By Luis Miguel
Article Source
Is the latest “bipartisan” effort to curb Big Tech nothing more than a Trojan Horse?
Although some conservatives have thrown their support behind two bills ostensibly aimed at reducing the power of tech companies such as Google and Apple, the “antitrust” bills are, in fact, being praised by progressives who see them as a vehicle for enabling more censorship.

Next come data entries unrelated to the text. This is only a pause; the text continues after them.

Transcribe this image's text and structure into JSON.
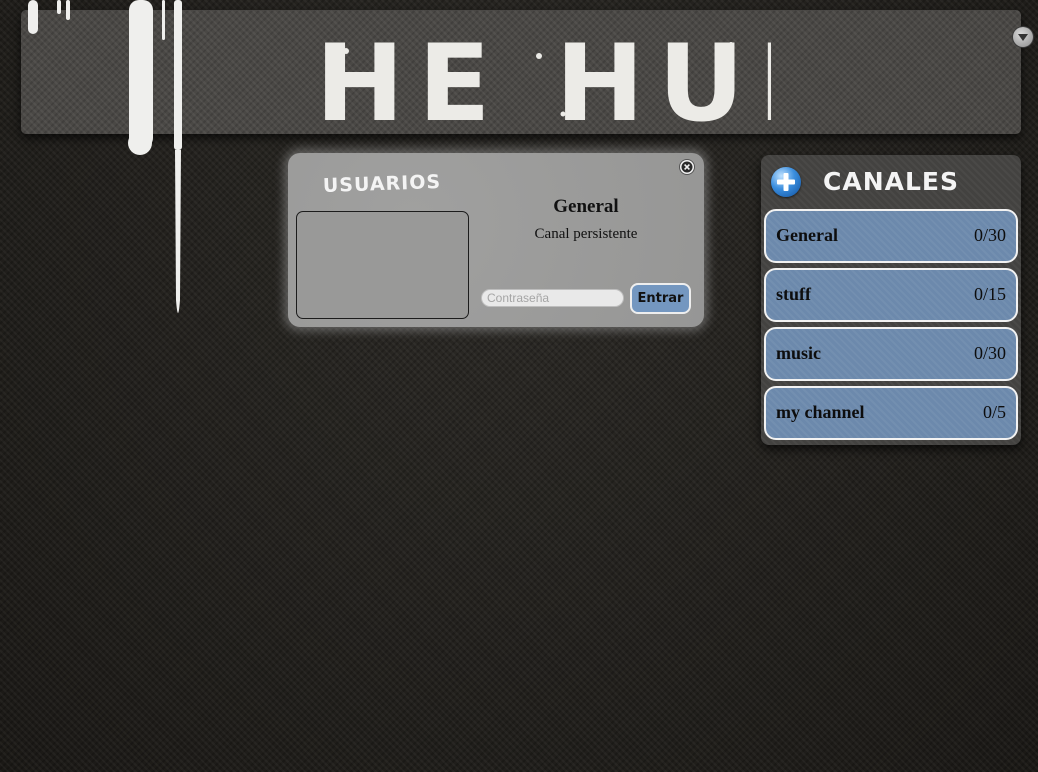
{
  "header": {
    "logo_text": "THE HUB",
    "menu_icon": "chevron-down-circle-icon"
  },
  "users_panel": {
    "title": "USUARIOS",
    "users": []
  },
  "channel_detail": {
    "name": "General",
    "type": "Canal persistente",
    "password_placeholder": "Contraseña",
    "password_value": "",
    "enter_label": "Entrar",
    "close_icon": "close-icon"
  },
  "channels_panel": {
    "title": "CANALES",
    "add_icon": "plus-circle-icon",
    "channels": [
      {
        "name": "General",
        "count": "0/30"
      },
      {
        "name": "stuff",
        "count": "0/15"
      },
      {
        "name": "music",
        "count": "0/30"
      },
      {
        "name": "my channel",
        "count": "0/5"
      }
    ]
  },
  "colors": {
    "background": "#23211e",
    "header_bg": "#4a4845",
    "popup_bg": "#9b9b9a",
    "channel_item_bg": "#6c89ac",
    "enter_button_bg": "#7497c0",
    "text_light": "#ecebe7"
  }
}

The first piece of legislation is the American Choice and Innovation Online Act (ACIOA), which claims to restrict Big Tech firms’ ability to favor their own products over those of other companies using their platforms. Similarly, the Open App Marketplace Act is intended to limit tech platforms from either boosting their own apps or making it mandatory to use their app stores, such as the Apple App Store and Google Play.
The left-wing think tank Center for American Progress published an analysis of the two bills and endorsed both of them. The authors of the analysis, titled “Evaluating 2 Tech Antitrust Bills To Restore Competition Online,” were Erin Simpson, the center’s technology director, and Adam Conner — who was previously a major lobbyist for Facebook.
As seen in an executive summary of their report, both Simpson and Conner criticize Big Tech for not going far enough in censoring speech. They even want the government to establish “best practices” for censorship to take place.
The report’s authors believe the two bills will result in “much-needed improvements in content moderation practices and technologies.” Their analysis quotes Aaron Schurr, the general counsel for the crowd-sourced review platform Yelp, who argues the legislation does not “prevent hate speech or stop vaccine disinformation as ‘discriminatory’ behavior.”
Simpson and Conner even contend that the ACIOA will still allow for Big Tech to censor someone such as Alex Jones due to his “long history attacking victims of a school shooting and spreading false cures for COVID-19.” They continued, “among other outrages, these actions should fall squarely in the category of YouTube’s ability to take action to protect the safety or security of its users.”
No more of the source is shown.